Handwerker zur Aufgliederung von Rechnungen in Arbeits- und Materialkosten verpflichtet

(openPR) - Düsseldorf, 14.2.2007. Handwerker sollten bei Aufträgen von Privathaushalten auf eine genaue Leistungsbeschreibung achten, sonst droht ihnen eine Schadenersatzpflicht wegen der Verletzung vertraglicher Nebenpflichten. Dies berichtet aktuell der Düsseldorfer Wirtschaftsinformationsbrief 'steuertip'.

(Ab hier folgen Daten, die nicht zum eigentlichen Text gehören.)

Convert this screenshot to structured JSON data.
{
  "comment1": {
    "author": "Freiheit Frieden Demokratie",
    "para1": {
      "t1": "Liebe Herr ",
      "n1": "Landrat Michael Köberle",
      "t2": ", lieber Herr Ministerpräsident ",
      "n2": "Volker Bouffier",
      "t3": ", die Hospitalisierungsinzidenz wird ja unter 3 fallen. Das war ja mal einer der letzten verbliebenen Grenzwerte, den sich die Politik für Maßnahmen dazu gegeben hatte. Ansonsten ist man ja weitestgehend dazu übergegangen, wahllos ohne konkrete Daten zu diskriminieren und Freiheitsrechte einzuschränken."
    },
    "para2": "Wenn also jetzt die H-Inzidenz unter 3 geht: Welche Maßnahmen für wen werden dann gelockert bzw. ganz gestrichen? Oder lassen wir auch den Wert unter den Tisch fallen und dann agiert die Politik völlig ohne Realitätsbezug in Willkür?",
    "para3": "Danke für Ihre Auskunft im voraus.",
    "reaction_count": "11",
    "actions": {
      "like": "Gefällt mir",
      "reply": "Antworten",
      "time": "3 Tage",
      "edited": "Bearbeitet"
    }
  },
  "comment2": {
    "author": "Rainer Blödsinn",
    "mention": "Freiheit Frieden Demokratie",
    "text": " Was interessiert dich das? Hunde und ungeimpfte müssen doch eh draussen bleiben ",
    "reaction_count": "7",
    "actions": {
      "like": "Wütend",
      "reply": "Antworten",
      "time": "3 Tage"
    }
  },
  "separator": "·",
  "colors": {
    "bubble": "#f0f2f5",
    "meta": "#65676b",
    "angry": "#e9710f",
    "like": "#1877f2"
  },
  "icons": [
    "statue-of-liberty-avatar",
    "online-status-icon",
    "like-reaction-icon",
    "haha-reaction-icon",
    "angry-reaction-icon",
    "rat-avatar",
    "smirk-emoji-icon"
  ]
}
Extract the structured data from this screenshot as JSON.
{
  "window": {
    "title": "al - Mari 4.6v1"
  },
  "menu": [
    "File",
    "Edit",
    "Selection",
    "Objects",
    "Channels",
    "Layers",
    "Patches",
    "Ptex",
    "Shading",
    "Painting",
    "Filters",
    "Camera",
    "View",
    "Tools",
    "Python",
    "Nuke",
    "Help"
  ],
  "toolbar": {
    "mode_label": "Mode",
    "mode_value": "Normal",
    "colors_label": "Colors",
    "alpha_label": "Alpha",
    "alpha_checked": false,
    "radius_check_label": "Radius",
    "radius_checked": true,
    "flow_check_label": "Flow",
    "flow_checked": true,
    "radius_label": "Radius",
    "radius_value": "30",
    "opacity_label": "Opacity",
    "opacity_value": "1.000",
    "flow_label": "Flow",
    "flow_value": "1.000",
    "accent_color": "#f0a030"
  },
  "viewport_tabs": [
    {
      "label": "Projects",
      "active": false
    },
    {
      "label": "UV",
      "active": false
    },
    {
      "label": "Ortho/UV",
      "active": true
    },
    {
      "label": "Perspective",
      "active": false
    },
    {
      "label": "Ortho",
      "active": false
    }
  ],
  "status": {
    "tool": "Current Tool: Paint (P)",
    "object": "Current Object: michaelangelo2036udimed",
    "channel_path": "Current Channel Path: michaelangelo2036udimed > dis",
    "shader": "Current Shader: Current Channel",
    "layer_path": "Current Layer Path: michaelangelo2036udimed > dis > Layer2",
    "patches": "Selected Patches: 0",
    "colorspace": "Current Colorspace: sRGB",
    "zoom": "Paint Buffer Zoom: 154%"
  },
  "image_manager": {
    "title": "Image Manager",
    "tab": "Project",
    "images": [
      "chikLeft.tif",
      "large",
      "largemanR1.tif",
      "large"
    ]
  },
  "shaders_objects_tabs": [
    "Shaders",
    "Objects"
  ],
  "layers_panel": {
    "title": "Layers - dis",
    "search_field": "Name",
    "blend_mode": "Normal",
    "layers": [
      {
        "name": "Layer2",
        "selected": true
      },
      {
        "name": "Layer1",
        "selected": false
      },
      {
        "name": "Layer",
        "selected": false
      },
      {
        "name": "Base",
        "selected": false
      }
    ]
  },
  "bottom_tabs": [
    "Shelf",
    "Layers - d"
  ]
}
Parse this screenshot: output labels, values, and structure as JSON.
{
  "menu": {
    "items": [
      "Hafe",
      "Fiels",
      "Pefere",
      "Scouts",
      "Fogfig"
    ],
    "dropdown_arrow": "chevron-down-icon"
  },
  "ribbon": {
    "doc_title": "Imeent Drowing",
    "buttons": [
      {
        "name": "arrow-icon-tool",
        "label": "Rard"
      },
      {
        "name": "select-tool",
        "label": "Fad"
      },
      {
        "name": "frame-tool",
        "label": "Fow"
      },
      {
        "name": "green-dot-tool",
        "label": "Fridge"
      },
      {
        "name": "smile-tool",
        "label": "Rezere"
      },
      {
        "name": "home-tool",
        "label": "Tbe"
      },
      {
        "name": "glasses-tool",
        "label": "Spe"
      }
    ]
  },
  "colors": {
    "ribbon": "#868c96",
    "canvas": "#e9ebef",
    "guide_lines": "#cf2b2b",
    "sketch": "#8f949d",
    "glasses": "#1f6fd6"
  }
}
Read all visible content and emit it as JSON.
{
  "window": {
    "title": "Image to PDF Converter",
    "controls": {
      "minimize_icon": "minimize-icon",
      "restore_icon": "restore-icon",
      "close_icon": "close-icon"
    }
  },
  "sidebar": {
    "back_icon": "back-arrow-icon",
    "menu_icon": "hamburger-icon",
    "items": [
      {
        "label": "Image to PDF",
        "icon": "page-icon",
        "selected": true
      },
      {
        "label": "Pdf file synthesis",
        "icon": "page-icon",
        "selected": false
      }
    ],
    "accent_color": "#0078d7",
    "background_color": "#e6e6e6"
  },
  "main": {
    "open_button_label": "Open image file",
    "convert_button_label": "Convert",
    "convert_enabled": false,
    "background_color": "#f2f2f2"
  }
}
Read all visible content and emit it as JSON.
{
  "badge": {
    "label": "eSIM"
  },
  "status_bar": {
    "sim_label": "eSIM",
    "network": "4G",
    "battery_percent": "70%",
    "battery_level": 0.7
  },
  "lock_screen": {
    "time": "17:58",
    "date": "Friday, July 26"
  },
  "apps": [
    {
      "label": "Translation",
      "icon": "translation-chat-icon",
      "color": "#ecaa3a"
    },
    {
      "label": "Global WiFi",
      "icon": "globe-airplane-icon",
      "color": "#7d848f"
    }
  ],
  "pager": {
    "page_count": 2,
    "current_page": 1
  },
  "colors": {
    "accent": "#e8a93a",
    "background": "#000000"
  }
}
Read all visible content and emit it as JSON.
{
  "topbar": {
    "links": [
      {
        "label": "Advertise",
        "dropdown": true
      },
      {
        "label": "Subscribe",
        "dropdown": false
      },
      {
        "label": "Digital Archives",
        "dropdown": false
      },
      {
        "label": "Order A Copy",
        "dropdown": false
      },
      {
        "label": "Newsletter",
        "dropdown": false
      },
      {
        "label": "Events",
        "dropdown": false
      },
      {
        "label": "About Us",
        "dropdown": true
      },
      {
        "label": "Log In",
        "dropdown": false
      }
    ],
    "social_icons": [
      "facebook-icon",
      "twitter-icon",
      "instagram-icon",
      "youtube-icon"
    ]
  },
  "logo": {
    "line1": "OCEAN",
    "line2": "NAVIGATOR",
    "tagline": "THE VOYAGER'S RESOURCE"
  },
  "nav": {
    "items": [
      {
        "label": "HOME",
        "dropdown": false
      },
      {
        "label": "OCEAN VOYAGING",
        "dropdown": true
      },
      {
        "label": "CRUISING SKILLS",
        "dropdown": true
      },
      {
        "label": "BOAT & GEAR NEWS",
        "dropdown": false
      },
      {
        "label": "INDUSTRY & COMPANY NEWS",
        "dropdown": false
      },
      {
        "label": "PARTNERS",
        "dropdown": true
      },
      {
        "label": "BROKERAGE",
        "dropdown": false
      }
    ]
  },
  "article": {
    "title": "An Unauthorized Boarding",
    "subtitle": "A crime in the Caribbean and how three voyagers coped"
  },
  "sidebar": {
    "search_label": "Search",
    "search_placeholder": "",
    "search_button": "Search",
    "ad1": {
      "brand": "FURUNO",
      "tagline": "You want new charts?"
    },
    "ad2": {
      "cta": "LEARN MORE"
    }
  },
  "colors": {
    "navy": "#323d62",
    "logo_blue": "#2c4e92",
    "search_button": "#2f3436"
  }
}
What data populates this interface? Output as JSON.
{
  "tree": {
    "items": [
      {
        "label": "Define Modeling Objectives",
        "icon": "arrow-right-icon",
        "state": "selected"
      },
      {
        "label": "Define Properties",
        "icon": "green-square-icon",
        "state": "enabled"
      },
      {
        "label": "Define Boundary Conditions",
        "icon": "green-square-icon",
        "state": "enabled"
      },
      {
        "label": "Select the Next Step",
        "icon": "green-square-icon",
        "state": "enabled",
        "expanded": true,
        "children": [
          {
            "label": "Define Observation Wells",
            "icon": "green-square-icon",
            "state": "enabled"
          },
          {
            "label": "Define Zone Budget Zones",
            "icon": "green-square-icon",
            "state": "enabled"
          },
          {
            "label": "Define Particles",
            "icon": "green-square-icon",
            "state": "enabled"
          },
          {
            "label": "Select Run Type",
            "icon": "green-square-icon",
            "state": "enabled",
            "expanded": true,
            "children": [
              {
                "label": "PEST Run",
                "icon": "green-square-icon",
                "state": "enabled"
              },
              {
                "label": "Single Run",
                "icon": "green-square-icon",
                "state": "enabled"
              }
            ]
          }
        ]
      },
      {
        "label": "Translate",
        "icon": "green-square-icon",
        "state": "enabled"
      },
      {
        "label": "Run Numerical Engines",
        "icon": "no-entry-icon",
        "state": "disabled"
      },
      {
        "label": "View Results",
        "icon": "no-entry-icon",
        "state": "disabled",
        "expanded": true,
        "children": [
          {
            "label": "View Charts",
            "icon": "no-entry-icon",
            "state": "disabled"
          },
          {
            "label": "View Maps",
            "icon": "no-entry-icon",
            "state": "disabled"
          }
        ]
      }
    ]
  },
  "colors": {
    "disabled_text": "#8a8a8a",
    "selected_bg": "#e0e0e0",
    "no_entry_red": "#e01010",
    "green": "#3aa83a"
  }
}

Beauftragt ein Hauseigentümer oder Mieter einen Handwerker für bestimmte haushaltsnahe Tätigkeiten (z. B. Reparatur des Fernsehers oder Anstrich der Außenfassade), kann der Auftraggeber die entstehenden Aufwendungen von der Steuer absetzen. Allerdings gilt das nur für die Arbeitsleistung. Materialaufwendungen erkennt der Fiskus nicht an. Deshalb ist der Steuerzahler darauf angewiesen, dass er Handwerker in seiner Rechnung zwischen Material- und Arbeitsleistung unterscheidet. Macht er das nicht, entsteht dem Auftraggeber ein Steuerschaden. Für diesen Steuerschaden haftet der Handwerker, wenn er sich weigert, seine Rechnung entsprechend aufzugliedern. Denn mit dem Schuldrechtsmodernisierungsgesetz ist die früher ungeschriebene positive Vertragsverletzung seit 2002 in § 280 des Bürgerlichen Gesetzbuches normiert. Es geht um Schadenersatz bei Verletzung vertraglicher Nebenpflichten. Dazu zählen insbesondere unterlassene Aufklärungen, z.B. im Dienstleistungsbereich ein Bankgespräch oder die Beratung durch Rechtsanwälte und Steuerberater. Wie der 'steuertip' weiter berichtet, ergibt sich daraus eine Art Aufklärungspflicht des Handwerkers, in seiner Rechnung zwischen Arbeits- und Materialleistungen zu unterscheiden. Auch wenn ein Auftraggeber nachträglich um eine entsprechende Aufgliederung bittet, sollte der Handwerker seine Rechnung korrigieren. Denn dem Bundesgerichtshof zufolge besteht auch die nachvertragliche Pflicht, alles zu unterlassen, was den Vertragszweck gefährden, und nichts zu unternehmen, was dem Vertragspartner die durch den Vertrag gewährten Vorteile entziehen könnte.